Seared Albacore Tuna served over Roasted Asparagus and Potato Puree Recipe
Seared Albacore Tuna over Roasted Asparagus and Potato Puree
- Olive oil or oil of your choice
- Salt and pepper
- Potato Puree previously made from last night’s dinner https://lifecurrentsblog.com/irish-potato-soup/
- Albacore Tuna Steaks
- 1 tablespoon olive or safflower oil or oil of your choice
- salt and pepper
- Preheat the oven to 400° F.
- The woody root end of the asparagus needs to be snapped off before cooking. Take the end of the asparagus between your thumb and forefinger and bend until it breaks; the asparagus breaks (or snaps) where the woody part ends and the fresh delicious juicy asparagus begins.
- Drizzle a small amount of oil in a 13x9-inch baking pan.
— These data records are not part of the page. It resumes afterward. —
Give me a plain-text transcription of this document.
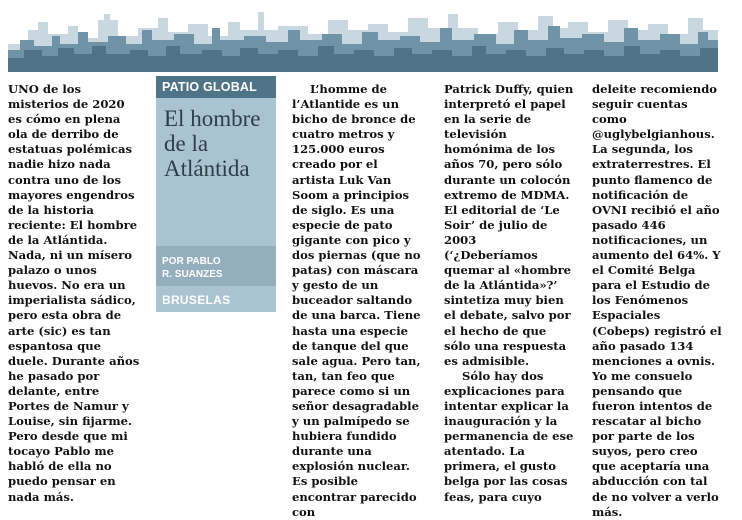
UNO de los misterios de 2020 es cómo en plena ola de derribo de estatuas polémicas nadie hizo nada contra uno de los mayores engendros de la historia reciente: El hombre de la Atlántida. Nada, ni un mísero palazo o unos huevos. No era un imperialista sádico, pero esta obra de arte (sic) es tan espantosa que duele. Durante años he pasado por delante, entre Portes de Namur y Louise, sin fijarme. Pero desde que mi tocayo Pablo me habló de ella no puedo pensar en nada más.

PATIO GLOBAL
El hombre de la Atlántida
POR PABLO
R. SUANZES
BRUSELAS

L’homme de l’Atlantide es un bicho de bronce de cuatro metros y 125.000 euros creado por el artista Luk Van Soom a principios de siglo. Es una especie de pato gigante con pico y dos piernas (que no patas) con máscara y gesto de un buceador saltando de una barca. Tiene hasta una especie de tanque del que sale agua. Pero tan, tan, tan feo que parece como si un señor desagradable y un palmípedo se hubiera fundido durante una explosión nuclear. Es posible encontrar parecido con

Patrick Duffy, quien interpretó el papel en la serie de televisión homónima de los años 70, pero sólo durante un colocón extremo de MDMA. El editorial de ‘Le Soir’ de julio de 2003 (‘¿Deberíamos quemar al «hombre de la Atlántida»?’ sintetiza muy bien el debate, salvo por el hecho de que sólo una respuesta es admisible.

Sólo hay dos explicaciones para intentar explicar la inauguración y la permanencia de ese atentado. La primera, el gusto belga por las cosas feas, para cuyo

deleite recomiendo seguir cuentas como @uglybelgianhous. La segunda, los extraterrestres. El punto flamenco de notificación de OVNI recibió el año pasado 446 notificaciones, un aumento del 64%. Y el Comité Belga para el Estudio de los Fenómenos Espaciales (Cobeps) registró el año pasado 134 menciones a ovnis. Yo me consuelo pensando que fueron intentos de rescatar al bicho por parte de los suyos, pero creo que aceptaría una abducción con tal de no volver a verlo más.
Place trimmed asparagus in the pan, sprinkle with salt and pepper, and drizzle with oil. Roll the asparagus back and forth to coat them with the oil. Bake in the 400° oven for about 15 minutes, or until the asparagus is bright green and tender when pierced with a fork. Set aside.
Prepare potato puree
- Reheat the potato soup in the microwave, and spoon a shallow serving, about 1/3 cup, onto the serving plate. Top the soup with 3-5 asparagus per serving.
- Heat a large grill pan over medium-high heat. Add the oil and allow the oil to heat just until it’s about to smoke; it will begin to shimmer.
- While the pan is heating, pat the tuna dry with a paper towel, and season on both sides with a small amount of oil, salt, and fresh pepper. (I pour a small amount of the oil in the palms of my hands and rub my hands with the oil on the fish. Sprinkle the oiled fish with kosher salt and freshly ground pepper, and rub lightly with your hands to get the spices to stick to the fish.)
- When the pan is hot, place tuna in the pan, making sure not to crowd the pan. Sear the tuna on both sides for about 2-3 minutes, depending on the thickness of the tuna. Test for doneness by inserting an instant read thermometer into the thickest part of the tuna. Look for 120° F for rare and up to 130° F for medium-rare. You’ll also be able to see the fish cooking on the side, so you can watch its progress. Sear each of the smaller sides of the tuna by holding the steaks with heavy tongs on each side of the tuna steak for a few seconds.
- Place the seared albacore tuna on top of the asparagus on the serving plate. Serve immediately, and enjoy!